Chapter 1 : White like Dublin
Splish splash. Birds merroing in the morning river. They say there are no predators in Jersey rivers, just predatory chemicals. Just logs and bakelite, sludge and turpentine. A man zoots past me in a candy suit and a duffel bag. “We’ve got a floaty, boy”. This is what it has come down to, can’t even walk a block in the mornings without the smell of CBD. There’s a body bobbing up and down the river. Making paddle noises in the metal water. It gets pulled to one side and then far to the another, like being pulled around by invisible little ghost children. My shoes were stuck on that wrought iron bridge, legs stiff like a tree. All these years I thought my eyesight was bad, now I could see a dead face 400 meters
away. I know not if distance works differently on water, apparently it does. “He so white boy”, yelled the man in the spastic suit, “He white like Dublin”. The sky burst with police pong pongs in a crammed minute. There were all kinds of officers, bald italians, mustachioed poles, scrawny asians, and nonchalant latino coppers with jambon y queso sandwiches in their hands. I couldn’t help but not forget his face. His mouth open, his eyes vacant, looking for someone that never came. We have all been there, some for the last time. I could not go on. I had to stutter back home. The tall man was getting his door knocked on by a woman. She had ink black oiled up hair, and she looked pissed. I put eggs on a hot pan and ate. College was desultory, tedious. In the evenings there would be rotating rainbow lights and dancing people in the living room that doubled up as a kitchen. Sometimes the noise would throw the roof out, and two bored police officers would come probing. And there would be the man in the yellow tshirt in the corner, smiling, calculating. Sometimes he would go to his room and box with the wifi. Sometimes he would start cooking at 3am, after everybody passed out from passing libations from hell down their useless throats. Sometimes he would get sober, once in a red victory, and he would end up telling everyone about what he liked to drink. And he would get wasted and start cooking at 3am again after everybody died from 12% abv sewerage.

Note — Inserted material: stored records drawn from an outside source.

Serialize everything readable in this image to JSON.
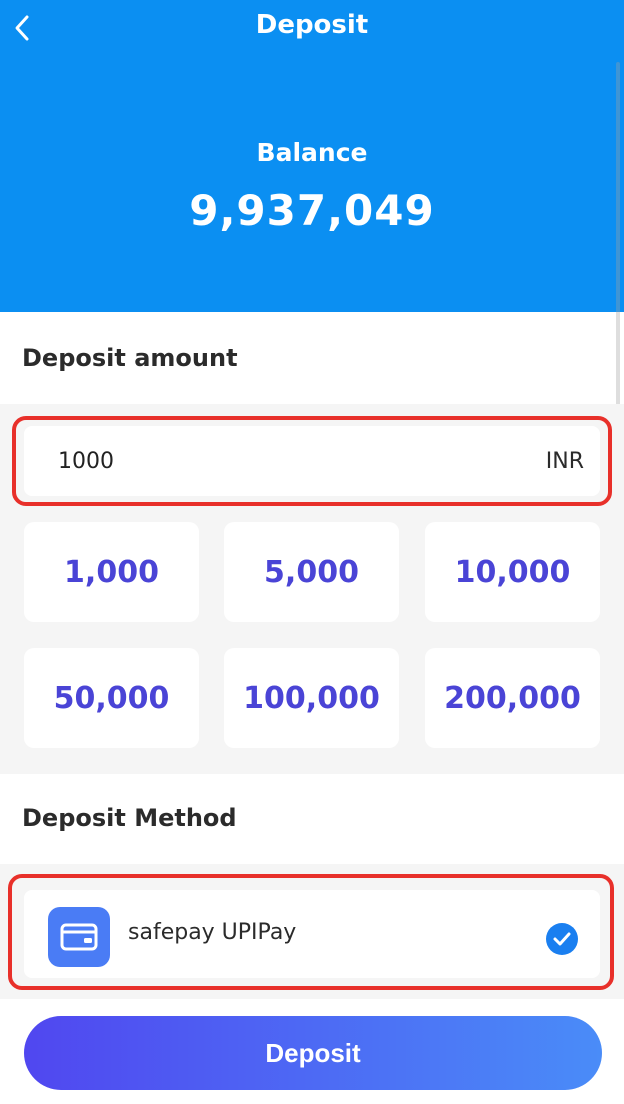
{
  "header": {
    "title": "Deposit",
    "balance_label": "Balance",
    "balance_value": "9,937,049"
  },
  "amount_section": {
    "title": "Deposit amount",
    "input_value": "1000",
    "currency": "INR",
    "presets": [
      "1,000",
      "5,000",
      "10,000",
      "50,000",
      "100,000",
      "200,000"
    ]
  },
  "method_section": {
    "title": "Deposit Method",
    "methods": [
      {
        "name": "safepay UPIPay",
        "icon": "wallet-icon",
        "selected": true
      }
    ]
  },
  "footer": {
    "deposit_label": "Deposit"
  },
  "colors": {
    "header_bg": "#0b8ff2",
    "preset_text": "#4a44d6",
    "highlight": "#e8302a",
    "check": "#1a7ff0"
  }
}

Enough dilly dallying. About the body. It was floating like a friggin slipper. I was not surprised. It had been a tough year, a hard year. A year of getting thrushed in the guts by a stone hammer. The year of the bloodied fox. The year of blood exploding through veins, the year of new light and old blood in the eyes, forgiven but retained, of love, and for love. The year of the gent in the river. It’s hands were dry, white. When they took him out I could see him pale, like the grief of the eons, where could he be from? Up from the state? Or from the next town? They catered him into a holder and a bag, and into a car that ran away like a runaway jackal. The news came that no one knew. He had no ID, no phone ins, no lotteries, no lovers. What does it have felt like to live without love? We never lack of it, we give it sometimes so perfectly not to get back anything. Even though it is love from the old days, from the eons, a sphere of glow, with all the lights, and all the rhymes, and still it’s not enough. Such is life. I felt bad for that guy. News said he was murdered. Who could kill him, as it turns out anyone barely even knew him. I went out on a drive on that endless road. One minute sad, one minute happy. Sad by hope, happy by nihilism. And back at it again with blood rushes. I see dark clouds and the impending rain. When I close the eyes for a split second I see the vertical lines of light, crossing like the copier machine, blotting the paper-maiche red. I see Courier joints with middle aged men and taco caves with absolutely hot women, the dilapidated churches, and the empty pharmacies. Pharmacies with the snake logos they say belong to the doctors. Two snakes, two of a kind, intertwined. If one of them went swimming, what would the other do?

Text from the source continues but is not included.